In ten years' time from now, Excel VBA and the Visual Basic Editor will still be available and - rather like some time capsule from the year 2000 - preserved in its current state.
Its user base will continue to shrink, but Microsoft won't pull the plug because blanket removal of functionality from a product is such a software faux-pas, lest someone somewhere is still using it. This is the reason that Excel 4.0 Macro sheets – 4.0 being the 1992 version - are still available today.
Since VBA will still be available, existing developers will continue to make use of it to solve business challenges.
But the VBA developer community only keeps going when business-user Excel wizards looking for that first step into coding pick it up and experiment with it on their lunchbreaks.

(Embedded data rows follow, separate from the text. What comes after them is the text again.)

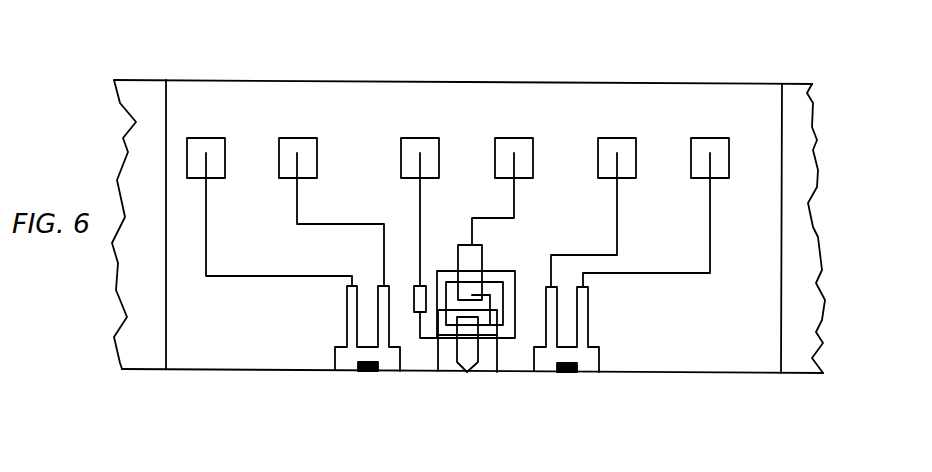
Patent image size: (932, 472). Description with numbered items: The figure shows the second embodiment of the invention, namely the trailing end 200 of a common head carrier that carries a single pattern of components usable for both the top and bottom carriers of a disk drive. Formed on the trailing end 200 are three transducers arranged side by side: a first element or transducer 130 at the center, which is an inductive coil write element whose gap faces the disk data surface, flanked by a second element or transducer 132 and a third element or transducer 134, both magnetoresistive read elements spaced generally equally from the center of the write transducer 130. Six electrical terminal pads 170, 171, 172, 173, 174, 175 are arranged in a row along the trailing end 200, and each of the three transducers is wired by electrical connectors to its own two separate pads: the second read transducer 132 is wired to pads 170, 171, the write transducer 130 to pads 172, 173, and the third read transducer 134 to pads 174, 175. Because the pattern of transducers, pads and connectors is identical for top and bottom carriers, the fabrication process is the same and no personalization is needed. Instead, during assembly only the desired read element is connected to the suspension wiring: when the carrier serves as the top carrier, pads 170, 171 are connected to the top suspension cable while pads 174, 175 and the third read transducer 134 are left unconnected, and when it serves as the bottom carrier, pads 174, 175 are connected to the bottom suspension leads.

The first element or transducer 130 is at (445, 373).
The second element or transducer 132 is at (342, 372).
The third element or transducer 134 is at (583, 372).
The terminal pad 170 is at (218, 153).
The terminal pad 171 is at (311, 156).
The terminal pad 172 is at (425, 155).
The terminal pad 173 is at (520, 155).
The terminal pad 174 is at (633, 154).
The terminal pad 175 is at (724, 157).
The trailing end 200 is at (760, 290).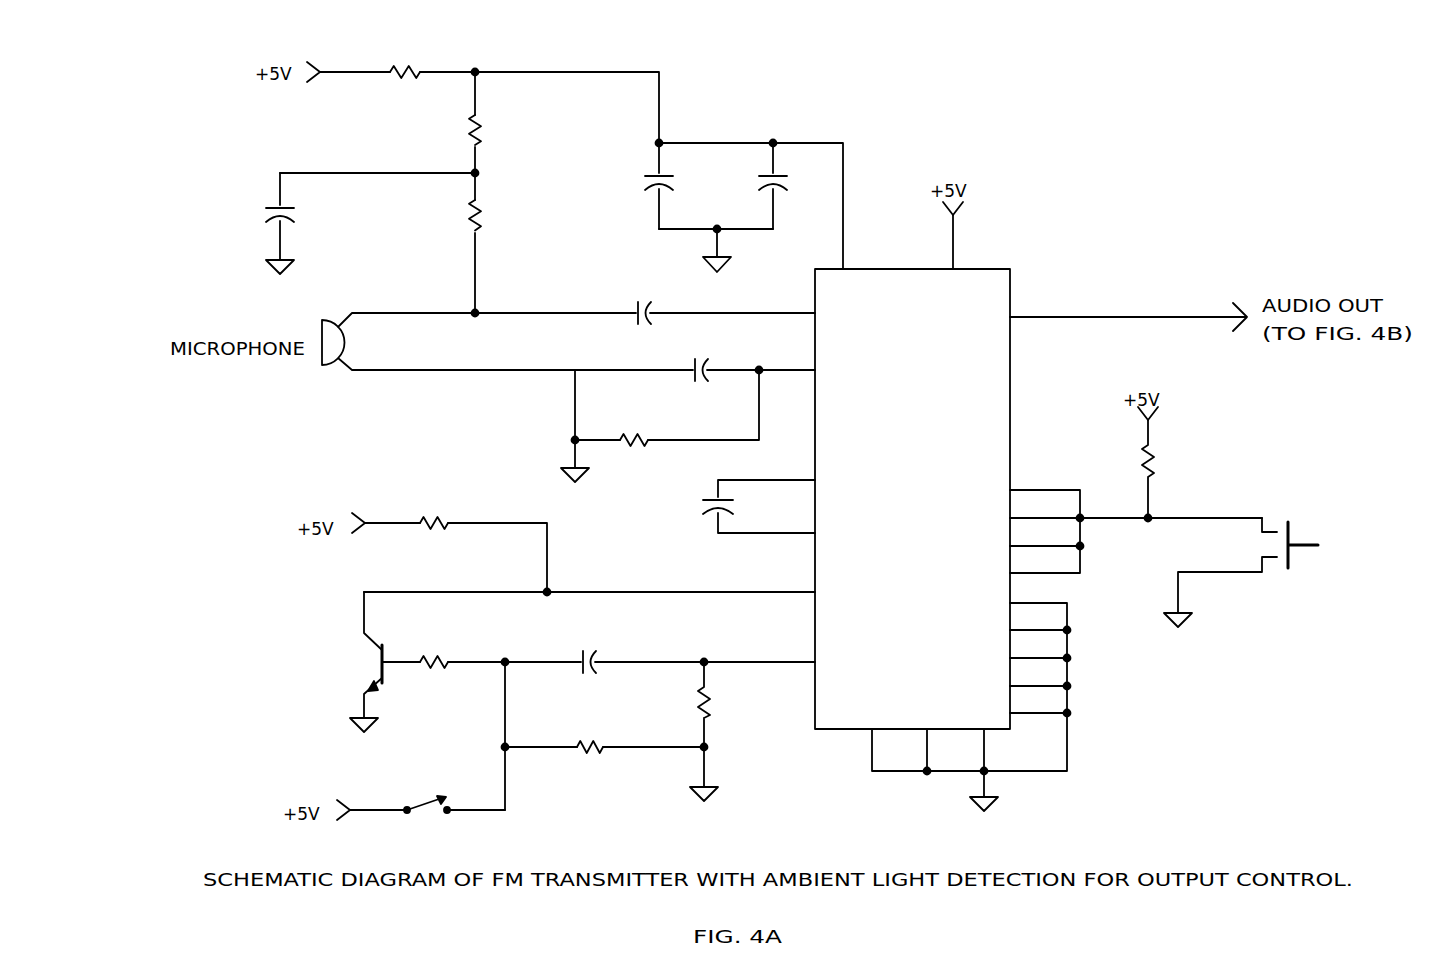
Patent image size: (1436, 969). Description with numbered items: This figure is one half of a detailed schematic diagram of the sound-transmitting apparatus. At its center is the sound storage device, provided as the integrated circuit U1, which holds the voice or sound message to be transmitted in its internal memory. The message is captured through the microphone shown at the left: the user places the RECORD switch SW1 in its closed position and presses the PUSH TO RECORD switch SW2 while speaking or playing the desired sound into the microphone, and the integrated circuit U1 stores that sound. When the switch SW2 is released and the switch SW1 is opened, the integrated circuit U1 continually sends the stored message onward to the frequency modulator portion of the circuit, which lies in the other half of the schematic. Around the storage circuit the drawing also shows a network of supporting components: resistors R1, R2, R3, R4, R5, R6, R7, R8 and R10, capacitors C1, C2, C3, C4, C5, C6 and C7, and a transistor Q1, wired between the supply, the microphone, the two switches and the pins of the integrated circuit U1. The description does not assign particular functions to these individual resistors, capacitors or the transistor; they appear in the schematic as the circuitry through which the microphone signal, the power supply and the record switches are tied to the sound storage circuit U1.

This will stop. First, online coding courses for more widely applicable languages are growing relentlessly in quantity, quality and cost-availability. Second, Power Query and Power BI will take away the two biggest reasons to learn or use it.
I ran a second poll in a VBA specialists' group on LinkedIn asking participants to vote on their most common uses for it. The top two were automating visuals on dashboards (33%), which is what Power BI is now best in class at, and cleaning data/ETL (28%). For the latter, Power Query will take over completely. Imagine the Record Macro button but with a whole user interface and full auditability of each transformation step. In terms of attracting fledgling coders who would otherwise learn VBA, Power Query has this covered too with the M language it provides under the hood, which users are starting to see the value in learning and trainers are now offering paid courses for.
After all, people would much rather learn a language named after a James Bond character.